Speaking at a meeting at the Centre for Economic Policy Research, Mr. Bergsten added the US could be hit by a triple whammy of rising prices, rising interest rates and a falling stock market, thus threatening confidence in the economy of the world's only superpower and reducing foreign investment.
Trade deficit puzzle
Also of concern to financial analysts is the current account deficit, the debt accumulated by trade and foreign investment, which in the US now stands at $500bn, or 5% of the nation's gross domestic product - a historic high.
But the deficit's effect on the dollar is debatable, with analysts argueing whether it is a bad thing at all.
"Whether a current account deficit is a problem... depends in part on a chicken-and-egg judgement - what you think is causing it, and how sustainable the trends are," says Alison Cotrell, analyst at UBS Warburg.
A large deficit is caused by increased demand for imports and investment in the US by foreign investors, among other things. The US has seen vast flows of capital into the country in recent years, as foreign investors tried to cash in on a booming economy and hungry American consumers.
Much of that investment has been spurred by outstanding growth within the US, which ran at an annual clip of 6% in the first two quarters of 2000. Now an economic slowdown threatens to throw the country into recession.
"The prospects still point to a soft-landing scenario" for the US economy, said Goldman Sachs managing director Gerald Corrigan.
Speaking to reporters at an economic forum in Taipei, the former New York Federal Reserve president said he expects growth in the US of around 2.5% for the year.
Slowdown looms
Some economists are more pessimistic.
Mr. Bergsten warned that given the extraordinary growth experienced in recent months, a slowdown to a growth rate of about 2% could feel abrupt. Liken it to a car speeding down a highway at 90 miles per hour only to suddenly slow to 30 miles per hour.
The US may not technically see a recession, viewed as two back-to-back quarters of negative growth, but the slowing would be quite noticeable, Mr Bergsten said.
The rapid recovery of the euro also threatens confidence in the dollar. In recent weeks, the euro has surged, most recently trading at about $0.9460 in New York.
According to Mr Bergsten, the euro remains extremely undervalued. He said the euro would achieve balance with the dollar when it trades at 1 euro per $1.25, about 33% above its current level.
But he warned an appreciating euro faces a reluctant European business community, content with the euro remaining undervalued.

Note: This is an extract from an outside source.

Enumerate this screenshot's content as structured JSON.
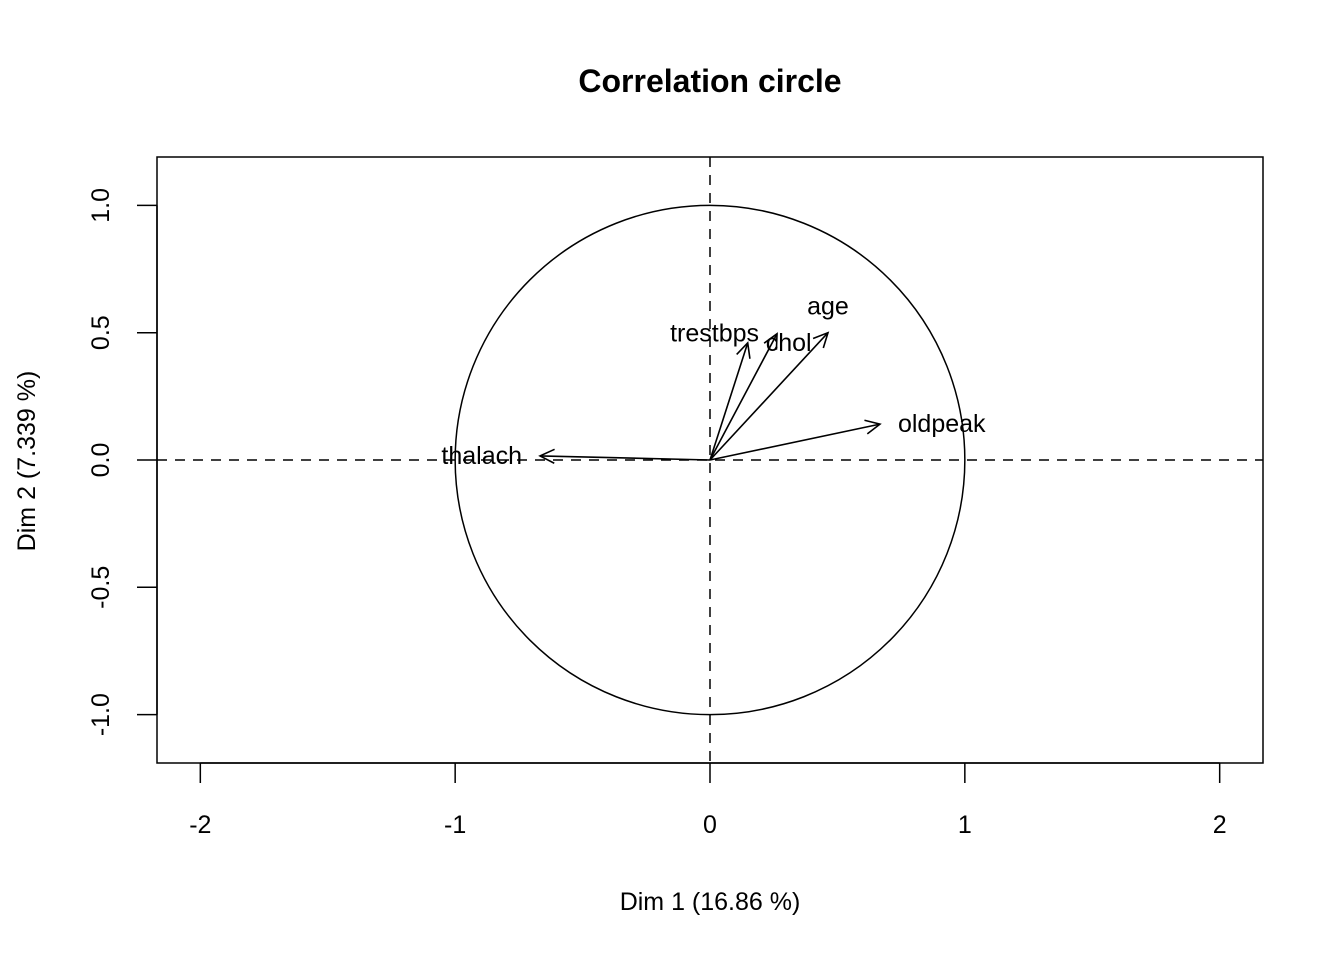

A cheap euro ensures European goods will remain inexpensive in America. It is a proposition that appeals both to European exporters, and to American consumers, whose voracious appetite for foreign goods is not likely to be slowed unless prices rise - and the dollar falls.
But many of the eurozone's consumers - and voters - believe that the euro weakness shows that it is a failure.
With the launch of euro banknotes and coins less than one year away, many analysts therefore expect the European Central Bank to intervene and boost the euro further.